Resumen: Este estudio pretende identificar y discutir cómo la agenda de
investigación sobre la corrupción en el sector público viene siendo abordada
por la literatura internacional y cuáles son las cuestiones sobre el fenómeno
que están en el centro del debate académico. Para esto, se recogieron artículos
en dos bases de identificación de artículos científicos (Scopus y Web of
Science). En total se analizaron 211 producciones internacionales entre
artículos teóricos y empíricos que tratan de la corrupción. Los resultados
apuntan a un campo de estudio en crecimiento, con una variedad de métodos y
técnicas de investigación y con cinco temas centrales (concepto, causas,
consecuencias, formas de medir y de combatir la corrupción), que permean todos
los artículos estudiados . Al final lo que se concluye es todavía existe una
considerable agenda de investigación sobre el tema y sobre los cinco tópicos
identificados.
Palabras clave: Administración
Pública, Corrupción en el Sector Público, Revisión Sistemática.
1. Introdução
A corrupção pode significar diferentes coisas em diferentes
contextos.
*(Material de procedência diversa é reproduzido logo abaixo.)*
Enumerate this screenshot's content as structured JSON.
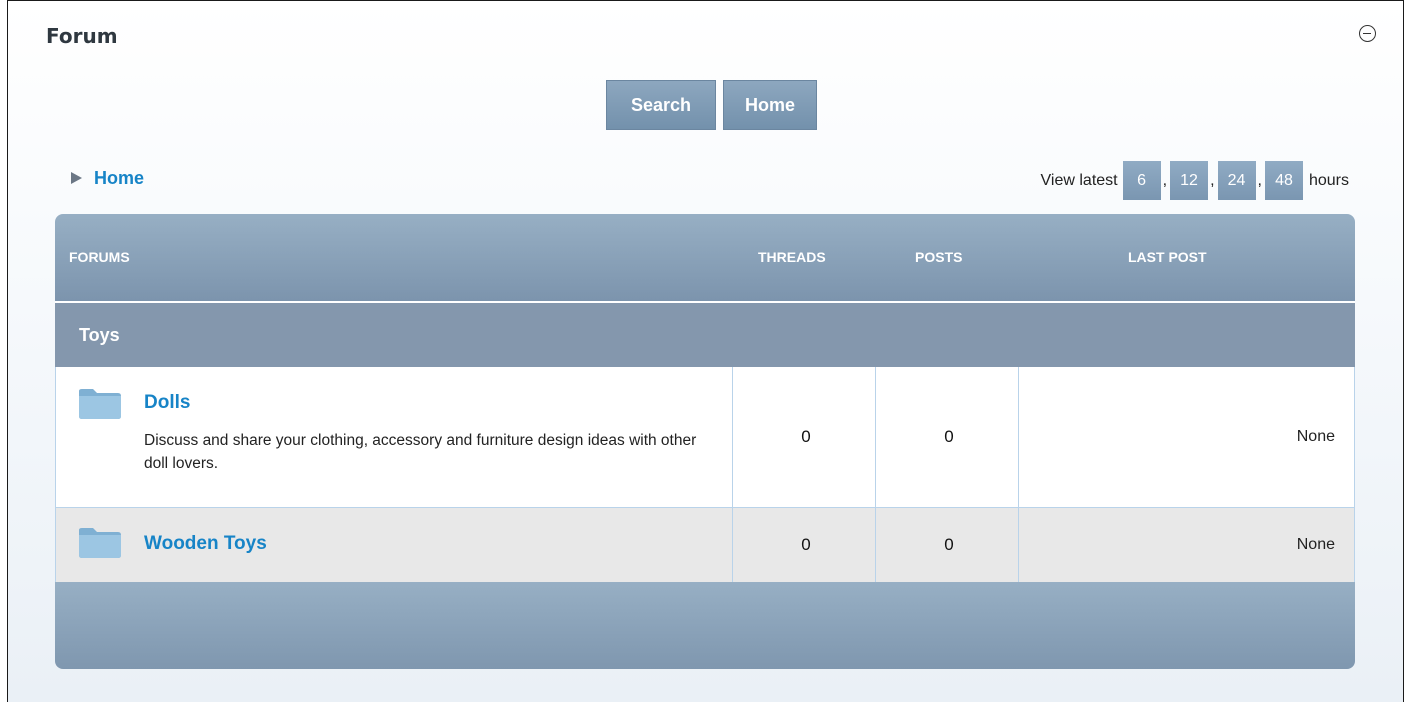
{
  "module": {
    "title": "Forum"
  },
  "nav": {
    "search_label": "Search",
    "home_label": "Home"
  },
  "breadcrumb": {
    "home": "Home"
  },
  "view_latest": {
    "label_before": "View latest",
    "label_after": "hours",
    "options": [
      "6",
      "12",
      "24",
      "48"
    ],
    "separator": ","
  },
  "table": {
    "headers": {
      "forums": "FORUMS",
      "threads": "THREADS",
      "posts": "POSTS",
      "last_post": "LAST POST"
    },
    "category": "Toys",
    "rows": [
      {
        "name": "Dolls",
        "description": "Discuss and share your clothing, accessory and furniture design ideas with other doll lovers.",
        "threads": "0",
        "posts": "0",
        "last_post": "None"
      },
      {
        "name": "Wooden Toys",
        "description": "",
        "threads": "0",
        "posts": "0",
        "last_post": "None"
      }
    ]
  },
  "colors": {
    "link": "#1784c7",
    "header": "#8da7bf",
    "category": "#8497ad",
    "alt_row": "#e8e8e8",
    "folder": "#8ab6d6"
  },
  "icons": {
    "collapse": "minus-circle-icon",
    "breadcrumb": "triangle-right-icon",
    "forum": "folder-icon"
  }
}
No caso de uma concepção política, ela pode ser representada por
ganhos ilícitos relacionados ao poder político ou à manutenção desse poder. Já
em um contexto econômico, os ganhos podem estar relacionados a ativos
financeiros. A corrupção também pode ser dividida em corrupção privada, que é
quando um agente privado “compra” outros agentes privados para ter acesso a
recursos escassos ou derrubar concorrentes, ou quando pessoas compram ingressos
de um cambista para não terem de enfrentar uma fila. Já no contexto da
Administração Pública, na maior parte dos casos, a corrupção está relacionada
ao uso de cargos públicos para ganhos privados, em que um agente público se
encarrega de realizar algum tipo de tarefa utilizando de má-fé para
enriquecimento privado. O presente estudo trata especificamente desse segundo
tipo de corrupção, que ocorre na esfera pública.
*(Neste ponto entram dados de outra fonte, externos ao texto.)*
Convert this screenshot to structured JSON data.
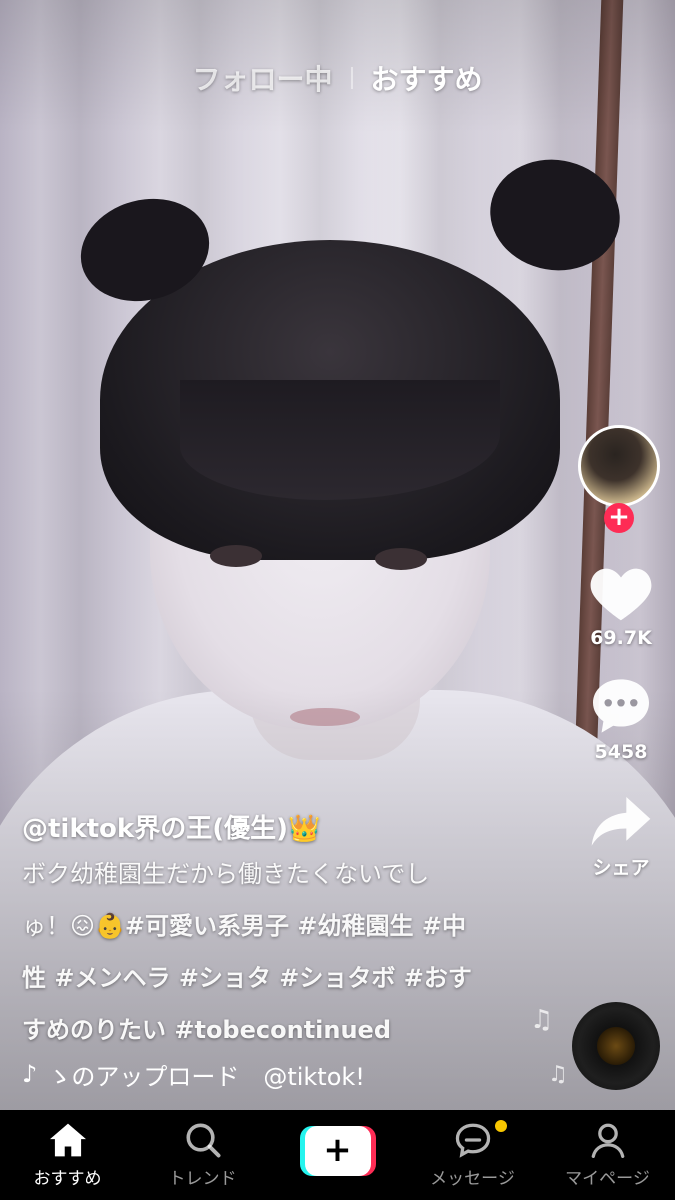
{
  "top_tabs": {
    "following": "フォロー中",
    "for_you": "おすすめ"
  },
  "right_rail": {
    "like_count": "69.7K",
    "comment_count": "5458",
    "share_label": "シェア",
    "follow_symbol": "+"
  },
  "caption": {
    "username": "@tiktok界の王(優生)👑",
    "desc_line1": "ボク幼稚園生だから働きたくないでし",
    "desc_line2_text": "ゅ！😖👶",
    "desc_line2_tags": "#可愛い系男子 #幼稚園生 #中",
    "desc_line3": "性 #メンヘラ #ショタ #ショタボ #おす",
    "desc_line4_text": "すめのりたい ",
    "desc_line4_tags": "#tobecontinued"
  },
  "sound": {
    "icon": "♪",
    "text": "ゝのアップロード　@tiktok!"
  },
  "bottom_nav": {
    "home": "おすすめ",
    "discover": "トレンド",
    "create": "+",
    "inbox": "メッセージ",
    "profile": "マイページ"
  },
  "colors": {
    "accent_red": "#fe2c55",
    "accent_cyan": "#25f4ee",
    "badge_yellow": "#f7c600"
  },
  "icons": [
    "heart-icon",
    "comment-icon",
    "share-arrow-icon",
    "music-note-icon",
    "home-icon",
    "search-icon",
    "inbox-icon",
    "profile-icon"
  ]
}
A corrupção no setor público está presente em todos os países,
desde os países desenvolvidos até os países mais pobres do mundo, como será
evidenciado neste estudo (Erlingsson,
Bergh, & Sjölin, 2008). Embora a literatura aponte para uma
predominância do fenômeno em países pobres, sua incidência pode ser igualmente
danosa em países considerados ricos e em desenvolvimento. A desigualdade
social, a evasão de receita, a desaceleração do crescimento econômico e a
consequente falta de recursos para investimentos estão entre as consequências
mais comuns da corrupção, registradas na literatura relacionada ao tema.
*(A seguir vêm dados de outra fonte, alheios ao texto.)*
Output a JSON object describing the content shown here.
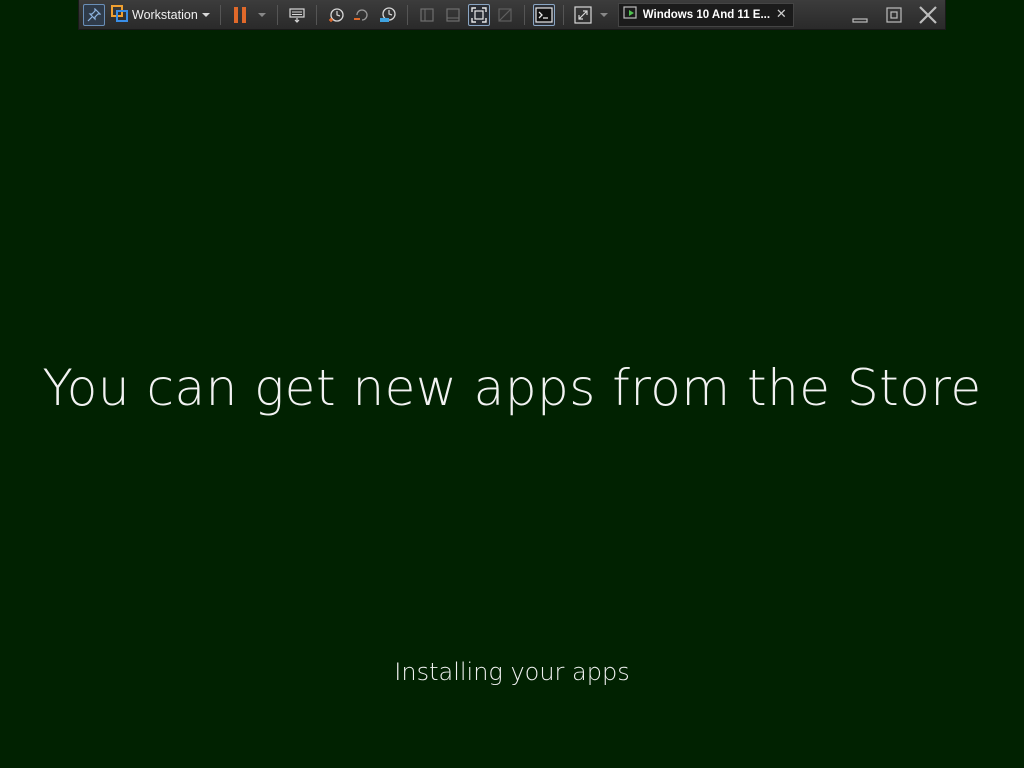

Diversos estudos associam a corrupção à evasão de receitas
vindas de taxas tributárias (Joshi
& Ayee, 2009; Rosenbloom
& Gong, 2013; Harbers,
2015; Gong
& Zhou, 2015). Os sistemas tributários da maioria dos países pobres são
caracterizados por ampla corrupção e consequente evasão de receitas tributárias
(Fjeldstad,
2003). Uma dificuldade para se compreender melhor essa relação é que,
segundo Fjeldstad
(2003, p. 167), informações confiáveis sobre corrupção e taxas de evasão
são “obviamente” difíceis de conseguir. A evasão fiscal na Itália em 2012
chegou à soma de 275 bilhões de euros (Esposito
& Ricci, 2015). Como observado, em países onde a carga tributária é
alta e o retorno social das ações governamentais e políticas públicas é
percebido como baixo, a corrupção tende a prosperar. Na Ucrânia, as altas taxas
de impostos fizeram com que os empregadores acabassem pagando aos fiscais uma
taxa para evitar um montante real de impostos devidos à corrupção (Peacock
& Cordner, 2016).
A Commission on the Causes of Corruption in Tanzania identificou
quatro grandes causas para corrupção fiscal naquele país: A intervenção
política de grupos de pressão e organizações; altas taxas de impostos, como no
caso da Ucrânia; uma complicada política de regulação tributária e baixos
salários dos servidores públicos envolvidos nessas questões (Fjeldstad,
2003). Um caso emblemático no Brasil ocorreu no Conselho de Ações e
Recursos Fiscais (CARF), do Ministério da Fazenda: O conselho opera como um
tribunal responsável por julgar em instância administrativa recursos referentes
a questões fiscais. Em 2015 a Polícia Federal deflagrou a Operação Zelotes, na
qual foram indiciados por corrupção diversos membros do conselho, inclusive um
ex-presidente, sob a acusação de vender decisões reduzindo a alíquota de
impostos para grandes grupos econômicos. O prejuízo estimado é de R$19 bilhões
em evasão de receitas.
Diversos problemas permeiam o campo de estudo da corrupção,
como, por exemplo, tributação, zonas de fronteira, policiais, membros do alto
escalão, licitações e contratos, obras públicas e campanhas eleitorais. Essa
diversidade de temas oferece um amplo campo de pesquisa a respeito do fenômeno.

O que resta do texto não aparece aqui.